The parousia is rejected as too far removed from the Galilean setting of Jesus' public ministry, where he spoke these words to the twelve. Hagner rejects the early defining moments of Christianity as being too early for the persecution of the preceding verses to have developed. Working from the background of 'Son of man' in Daniel 7, where the figure approaches God, Morris does look to either the Resurrection or Ascension as the meaning of the mysterious phrase. He notes that at the time there was still work to be done in Israel. This is less natural than Hagner's interpretation, because it was not until after Pentecost that the twelve were persecuted as described in verses 17–22. Morris seems to have forgotten that he made this same point—just a few verses earlier, Jesus had shifted into speaking about the situation of the Church after he was to leave. There seems to be nothing here to indicate that Jesus has reverted to talking about the mission of the disciple while they were still accompanied by himself.

Hagner interprets the coming of the Son of man as referring to the destruction of the Temple—the coming of the Son of man as his judgement upon Israel. This time frame allowed for a development of the kind of persecution described in the earlier verses. Thus Hagner reads the verses as meaning that the twelve's exclusive mission to Israel will not end before 70, when the focus of salvation history would shift from the Jews to the Gentiles.

Giblin moves away from seeing the coming of the Son of man in temporal terms. Rather than reading the verse to mean that the coming of the Son of man stops short the mission of going through the towns of Israel, he translates it as meaning that the Son of man's coming completes and fulfills this mission. 'What the text has in view is not a single historical event as such but a theological understanding of the mission of the Church.' The sayings are addressed to the whole church, because it is apostolic.
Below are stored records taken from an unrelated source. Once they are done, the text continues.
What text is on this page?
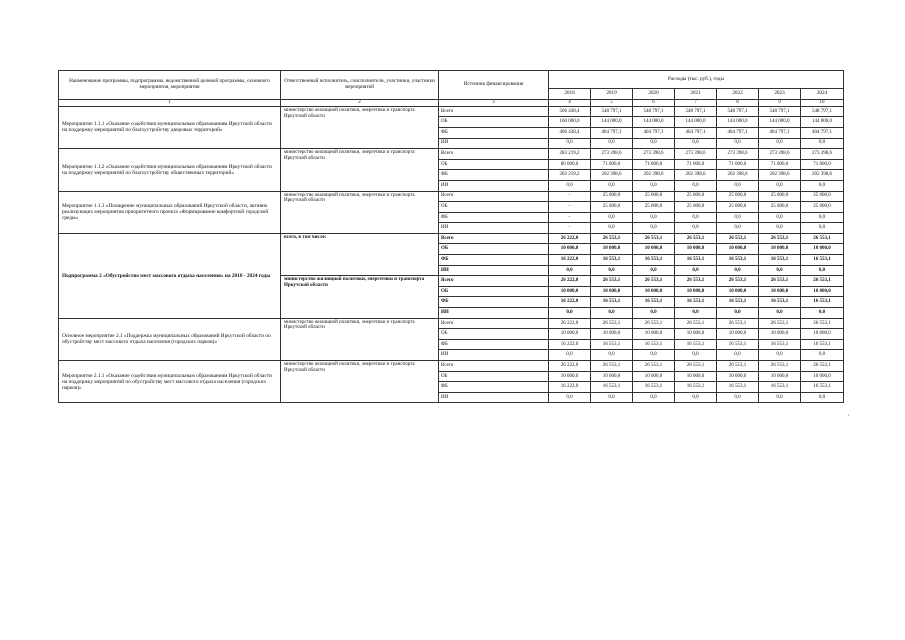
Наименование программы, подпрограммы, ведомственной целевой программы, основного мероприятия, мероприятия	Ответственный исполнитель, соисполнители, участники, участники мероприятий	Источник финансирования	Расходы (тыс. руб.), годы						
			2018	2019	2020	2021	2022	2023	2024
1	2	3	4	5	6	7	8	9	10
Мероприятие 1.1.1 «Оказание содействия муниципальным образованиям Иркутской области на поддержку мероприятий по благоустройству дворовых территорий»	министерство жилищной политики, энергетики и транспорта Иркутской области	Всего	566 438,4	548 797,1	548 797,1	548 797,1	548 797,1	548 797,1	548 797,1
		ОБ	160 000,0	144 000,0	144 000,0	144 000,0	144 000,0	144 000,0	144 000,0
		ФБ	406 438,4	404 797,1	404 797,1	404 797,1	404 797,1	404 797,1	404 797,1
		ИИ	0,0	0,0	0,0	0,0	0,0	0,0	0,0
Мероприятие 1.1.2 «Оказание содействия муниципальным образованиям Иркутской области на поддержку мероприятий по благоустройству общественных территорий»	министерство жилищной политики, энергетики и транспорта Иркутской области	Всего	283 219,2	273 398,6	273 398,6	273 398,6	273 398,6	273 398,6	273 398,6
		ОБ	80 000,0	71 000,0	71 000,0	71 000,0	71 000,0	71 000,0	71 000,0
		ФБ	203 219,2	202 398,6	202 398,6	202 398,6	202 398,6	202 398,6	202 398,6
		ИИ	0,0	0,0	0,0	0,0	0,0	0,0	0,0
Мероприятие 1.1.3 «Поощрение муниципальных образований Иркутской области, активно реализующих мероприятия приоритетного проекта «Формирование комфортной городской среды»	министерство жилищной политики, энергетики и транспорта Иркутской области	Всего	-	25 000,0	25 000,0	25 000,0	25 000,0	25 000,0	25 000,0
		ОБ	-	25 000,0	25 000,0	25 000,0	25 000,0	25 000,0	25 000,0
		ФБ	-	0,0	0,0	0,0	0,0	0,0	0,0
		ИИ	-	0,0	0,0	0,0	0,0	0,0	0,0
Подпрограмма 2 «Обустройство мест массового отдыха населения» на 2018 - 2024 годы	всего, в том числе:	Всего	26 222,0	26 553,1	26 553,1	26 553,1	26 553,1	26 553,1	26 553,1
		ОБ	10 000,0	10 000,0	10 000,0	10 000,0	10 000,0	10 000,0	10 000,0
		ФБ	16 222,0	16 553,1	16 553,1	16 553,1	16 553,1	16 553,1	16 553,1
		ИИ	0,0	0,0	0,0	0,0	0,0	0,0	0,0
	министерство жилищной политики, энергетики и транспорта Иркутской области	Всего	26 222,0	26 553,1	26 553,1	26 553,1	26 553,1	26 553,1	26 553,1
		ОБ	10 000,0	10 000,0	10 000,0	10 000,0	10 000,0	10 000,0	10 000,0
		ФБ	16 222,0	16 553,1	16 553,1	16 553,1	16 553,1	16 553,1	16 553,1
		ИИ	0,0	0,0	0,0	0,0	0,0	0,0	0,0
Основное мероприятие 2.1 «Поддержка муниципальных образований Иркутской области по обустройству мест массового отдыха населения (городских парков)»	министерство жилищной политики, энергетики и транспорта Иркутской области	Всего	26 222,0	26 553,1	26 553,1	26 553,1	26 553,1	26 553,1	26 553,1
		ОБ	10 000,0	10 000,0	10 000,0	10 000,0	10 000,0	10 000,0	10 000,0
		ФБ	16 222,0	16 553,1	16 553,1	16 553,1	16 553,1	16 553,1	16 553,1
		ИИ	0,0	0,0	0,0	0,0	0,0	0,0	0,0
Мероприятие 2.1.1 «Оказание содействия муниципальным образованиям Иркутской области на поддержку мероприятий по обустройству мест массового отдыха населения (городских парков)»	министерство жилищной политики, энергетики и транспорта Иркутской области	Всего	26 222,0	26 553,1	26 553,1	26 553,1	26 553,1	26 553,1	26 553,1
		ОБ	10 000,0	10 000,0	10 000,0	10 000,0	10 000,0	10 000,0	10 000,0
		ФБ	16 222,0	16 553,1	16 553,1	16 553,1	16 553,1	16 553,1	16 553,1
		ИИ	0,0	0,0	0,0	0,0	0,0	0,0	0,0
,
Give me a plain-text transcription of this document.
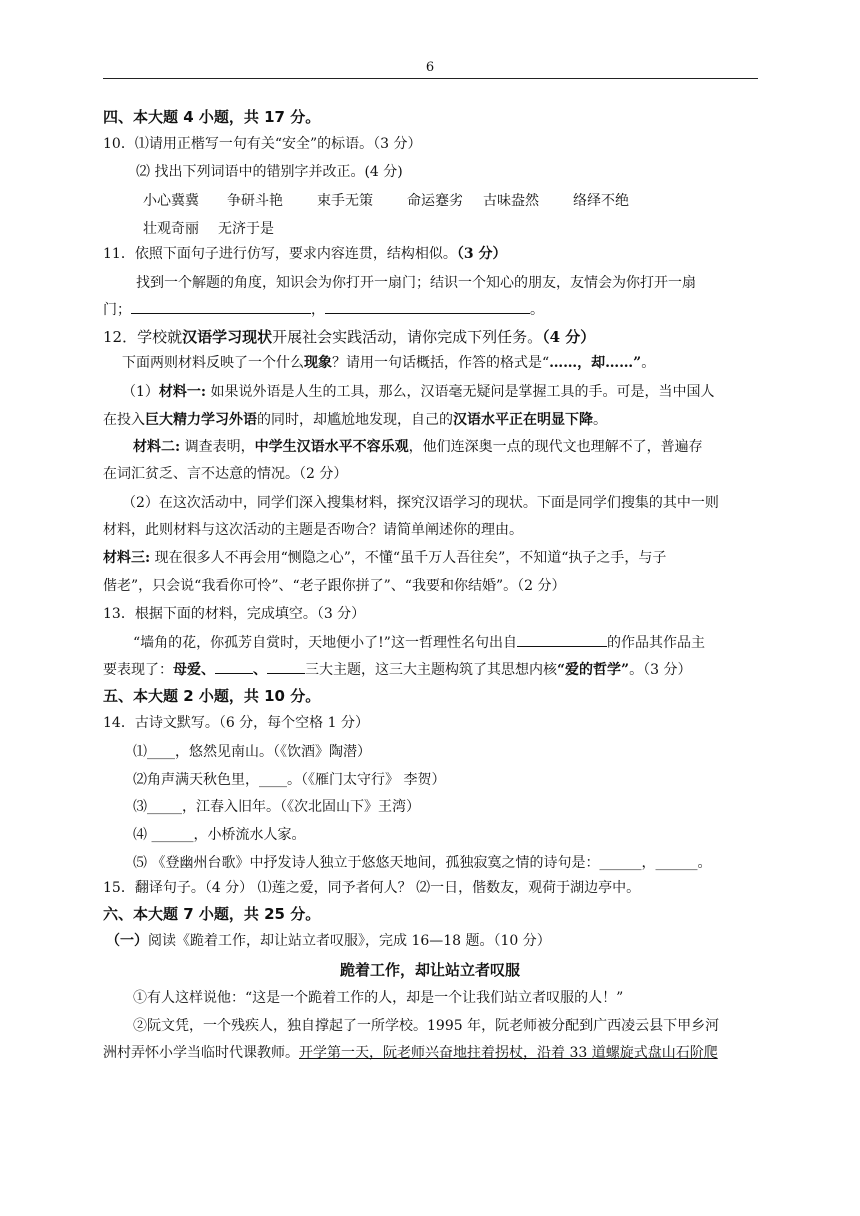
6
四、本大题 4 小题，共 17 分。
10．⑴请用正楷写一句有关“安全”的标语。（3 分）
⑵ 找出下列词语中的错别字并改正。(4 分)
小心冀冀 争研斗艳 束手无策 命运蹇劣 古味盎然 络绎不绝
壮观奇丽 无济于是
11．依照下面句子进行仿写，要求内容连贯，结构相似。（3 分）
找到一个解题的角度，知识会为你打开一扇门；结识一个知心的朋友，友情会为你打开一扇
门；	，	。
12．学校就汉语学习现状开展社会实践活动，请你完成下列任务。（4 分）
下面两则材料反映了一个什么现象？请用一句话概括，作答的格式是“……，却……”。
（1）材料一: 如果说外语是人生的工具，那么，汉语毫无疑问是掌握工具的手。可是，当中国人
在投入巨大精力学习外语的同时，却尴尬地发现，自己的汉语水平正在明显下降。
材料二: 调查表明，中学生汉语水平不容乐观，他们连深奥一点的现代文也理解不了，普遍存
在词汇贫乏、言不达意的情况。（2 分）
（2）在这次活动中，同学们深入搜集材料，探究汉语学习的现状。下面是同学们搜集的其中一则
材料，此则材料与这次活动的主题是否吻合？请简单阐述你的理由。
材料三: 现在很多人不再会用“恻隐之心”，不懂“虽千万人吾往矣”，不知道“执子之手，与子
偕老”，只会说“我看你可怜”、“老子跟你拼了”、“我要和你结婚”。（2 分）
13．根据下面的材料，完成填空。（3 分）
“墙角的花，你孤芳自赏时，天地便小了!”这一哲理性名句出自	的作品其作品主
要表现了：母爱、	、	三大主题，这三大主题构筑了其思想内核“爱的哲学”。（3 分）
五、本大题 2 小题，共 10 分。
14．古诗文默写。（6 分，每个空格 1 分）
⑴____，悠然见南山。（《饮酒》陶潜）
⑵角声满天秋色里，____。（《雁门太守行》 李贺）
⑶_____，江春入旧年。（《次北固山下》王湾）
⑷ ______，小桥流水人家。
⑸ 《登幽州台歌》中抒发诗人独立于悠悠天地间，孤独寂寞之情的诗句是：______，______。
15．翻译句子。（4 分） ⑴莲之爱，同予者何人？ ⑵一日，偕数友，观荷于湖边亭中。
六、本大题 7 小题，共 25 分。
（一）阅读《跪着工作，却让站立者叹服》，完成 16—18 题。（10 分）
跪着工作，却让站立者叹服
①有人这样说他：“这是一个跪着工作的人，却是一个让我们站立者叹服的人！”
②阮文凭，一个残疾人，独自撑起了一所学校。1995 年，阮老师被分配到广西凌云县下甲乡河
洲村弄怀小学当临时代课教师。开学第一天，阮老师兴奋地拄着拐杖，沿着 33 道螺旋式盘山石阶爬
France reaches a similar conclusion to that of Giblin. He notes that in Daniel 7, the coming of the Son of man is to God, and there is no indication of a coming to earth. The verb used in the LXX Daniel 7 and in allusions to it is distinct from parousia, so Matthew does not seem to want to convey parousia when speaking of the coming of the Son of man. France reads the coming of the Son of man as not a particular historical event, but as Jesus' enthronement, vindication, and empowering. This seems to lead the reader towards the Resurrection or Ascension, but he had earlier said that we are not to think of it as a particular point in time. It was begun at the resurrection, but continues throughout the Church's history until the Last Judgment.

Just as inserting 'behold' at verse 16 to mark the beginning of the section, so Matthew marks the end of the section with 'truly, I say to you'—this is parallel to the end of the prior section, at 10:15. The parallel here with verse 15, and at 16 with verses 5-6 (sheep), draws a strong connection between the two passages. Ulrich Luz identifies 'deliver up' as the theme of this passage, which serves to distinguish it from the mission section of verses 5-15.